Banff National Park, Alberta
Part of the Canadian Rocky Mountain Parks World Heritage Site, Banff National Park is known around the world for its striking landscape and incredibly well-preserved fossils. Canada's first national park, Banff features stunning mountain views, vibrant lakes, and an idyllic village nestled in the mountainside.
To start off on a relaxing note, visit the Banff hot springs. The best time to visit these springs is in winter, when you can enjoy snowy mountain views from the comfort of the warm water. If you're traveling at other times of the year, the hot springs are particularly enjoyable at dawn or dusk, when the air is cool and crisp and the sky is full of stars.
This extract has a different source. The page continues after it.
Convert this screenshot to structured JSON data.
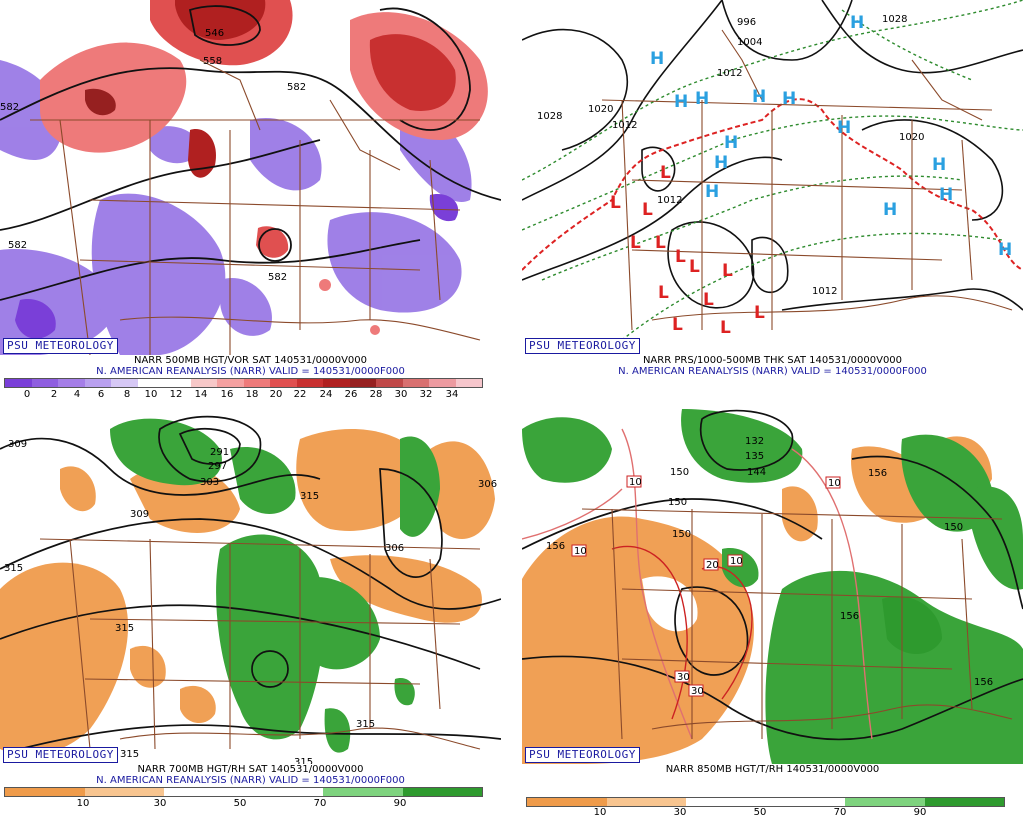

In addition to the incredible hiking, skiing, and camping opportunities in Banff, there are a number of museums and historical sites to enjoy. Don't miss the Banff Park Museum, which features displays of the diverse animal and plant life that can be found within the park. Housed in a log cabin that dates all the way back to 1903, this is western Canada's oldest museum of natural history. To learn more about the First Nations groups that have lived in the Banff area for centuries, visit the Buffalo Nations Luxton Museum. With examples of ceremonial pieces, traditional clothing, and artwork, this museum is dedicated to educating visitors about the original inhabitants of this beautiful area.
Old Québec City, Québec
The charming French Canadian city of Québec is over 400 years old, and is the only fortified city north of Mexico. In fact, UNESCO lists it as one of the best-preserved examples of a fortified colonial city. While you're in town, you'll want stop at the Fairmont Château Frontenac, which towers over the old town above the banks of the St. Lawrence River and claims to be the most photographed hotel in the world. The hotel opened in 1893 to encourage people to take a luxury train ride to visit the once-secluded area, and since then, Château Frontenac has housed a wide range of celebrities, including Grace Kelly, Charlie Chaplin, and Céline Dion.
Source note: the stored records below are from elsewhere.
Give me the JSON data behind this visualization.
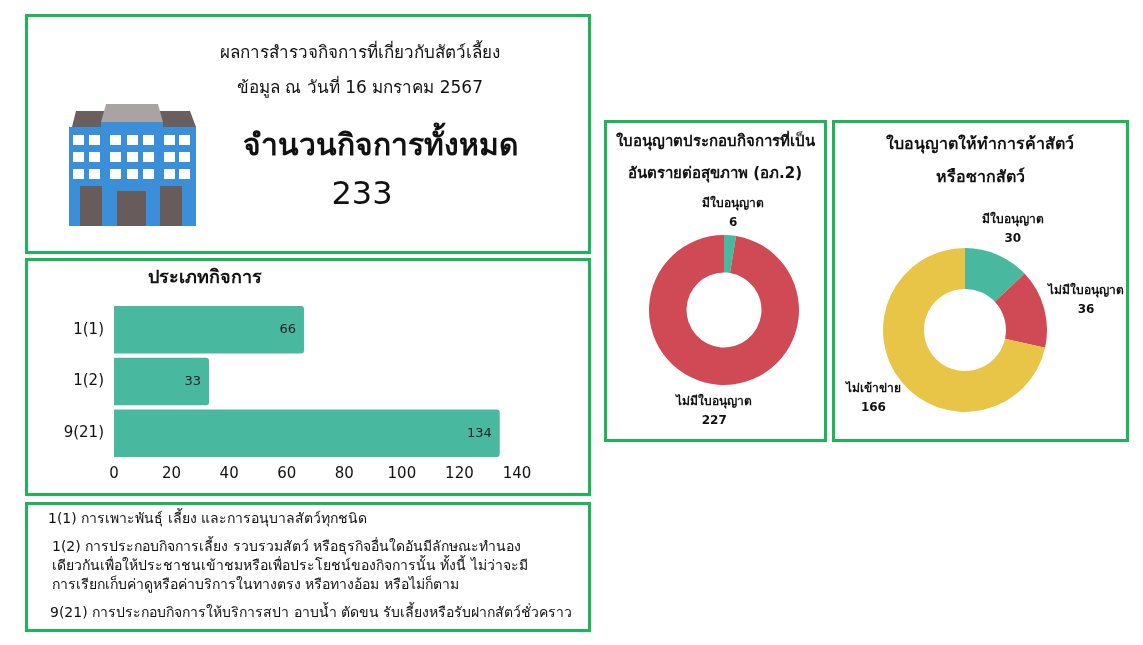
{
  "chart_data": [
    {
      "type": "other",
      "title": "ผลการสำรวจกิจการที่เกี่ยวกับสัตว์เลี้ยง",
      "subtitle": "ข้อมูล ณ วันที่ 16 มกราคม 2567",
      "annotations": [
        "จำนวนกิจการทั้งหมด",
        "233"
      ]
    },
    {
      "type": "bar",
      "orientation": "horizontal",
      "title": "ประเภทกิจการ",
      "categories": [
        "1(1)",
        "1(2)",
        "9(21)"
      ],
      "values": [
        66,
        33,
        134
      ],
      "color": "#48b99f",
      "xlim": [
        0,
        140
      ],
      "xticks": [
        0,
        20,
        40,
        60,
        80,
        100,
        120,
        140
      ],
      "data_labels": true
    },
    {
      "type": "other",
      "annotations": [
        "1(1) การเพาะพันธุ์ เลี้ยง และการอนุบาลสัตว์ทุกชนิด",
        "1(2) การประกอบกิจการเลี้ยง รวบรวมสัตว์ หรือธุรกิจอื่นใดอันมีลักษณะทำนองเดียวกันเพื่อให้ประชาชนเข้าชมหรือเพื่อประโยชน์ของกิจการนั้น ทั้งนี้ ไม่ว่าจะมีการเรียกเก็บค่าดูหรือค่าบริการในทางตรง หรือทางอ้อม หรือไม่ก็ตาม",
        "9(21) การประกอบกิจการให้บริการสปา อาบน้ำ ตัดขน รับเลี้ยงหรือรับฝากสัตว์ชั่วคราว"
      ]
    },
    {
      "type": "donut",
      "title": "ใบอนุญาตประกอบกิจการที่เป็นอันตรายต่อสุขภาพ (อภ.2)",
      "categories": [
        "มีใบอนุญาต",
        "ไม่มีใบอนุญาต"
      ],
      "values": [
        6,
        227
      ],
      "colors": [
        "#48b99f",
        "#cf4a55"
      ],
      "data_labels": true
    },
    {
      "type": "donut",
      "title": "ใบอนุญาตให้ทำการค้าสัตว์หรือซากสัตว์",
      "categories": [
        "มีใบอนุญาต",
        "ไม่มีใบอนุญาต",
        "ไม่เข้าข่าย"
      ],
      "values": [
        30,
        36,
        166
      ],
      "colors": [
        "#48b99f",
        "#cf4a55",
        "#e8c547"
      ],
      "data_labels": true
    }
  ]
}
Another must-see in Old Québec is the Petit-Champlain district and Place Royale. Dating back to 1608, this is the site of North America's first French settlement. It is also home to the oldest stone church in North America, the Notre-Dame-des-Victoires. Strolling through the Petit-Champlain district, you'll feel like you've just stepped into a fairy-tale — the quaint cobblestone streets and unique local boutiques only add to the charm.
Áísínai'pi (Writing-on-Stone), Alberta
Designated a World Heritage Site in 2019, Áísínai'pi in southern Alberta is the most recent addition to Canada's collection of UNESCO-recognized landmarks. In the Blackfoot language, Áísínai'pi translates roughly to "it is written" — an appropriate name for the sandstone cliffs that feature artwork dating as far back as 1050 BCE. The majority of this ancient artwork can be attributed to the Siksikaitsitapi, or Blackfoot Nation, although some of it may also be the work of other Indigenous groups who traveled through the area. Human beings, horses, deer, sheep, and elk are a few of the most commonly featured subjects of this rock art.
Áísínai'pi is a sacred place for Blackfoot Nation. For centuries, this group has been performing ceremonies in the area to keep ancient traditions alive and to uphold the appropriate level of respect for such an important place. In addition to the ancient engravings and artwork found on the cliffs in this area, the landscape around Áísínai'pi is incredibly striking. It contains a number of hoodoos — tall pillars of rocks that have been sculpted into unique shapes through the process of erosion. The beautiful landscape combined with the awe-inspiring ancient artwork make Áísínai'pi a spot that should definitely not be missed.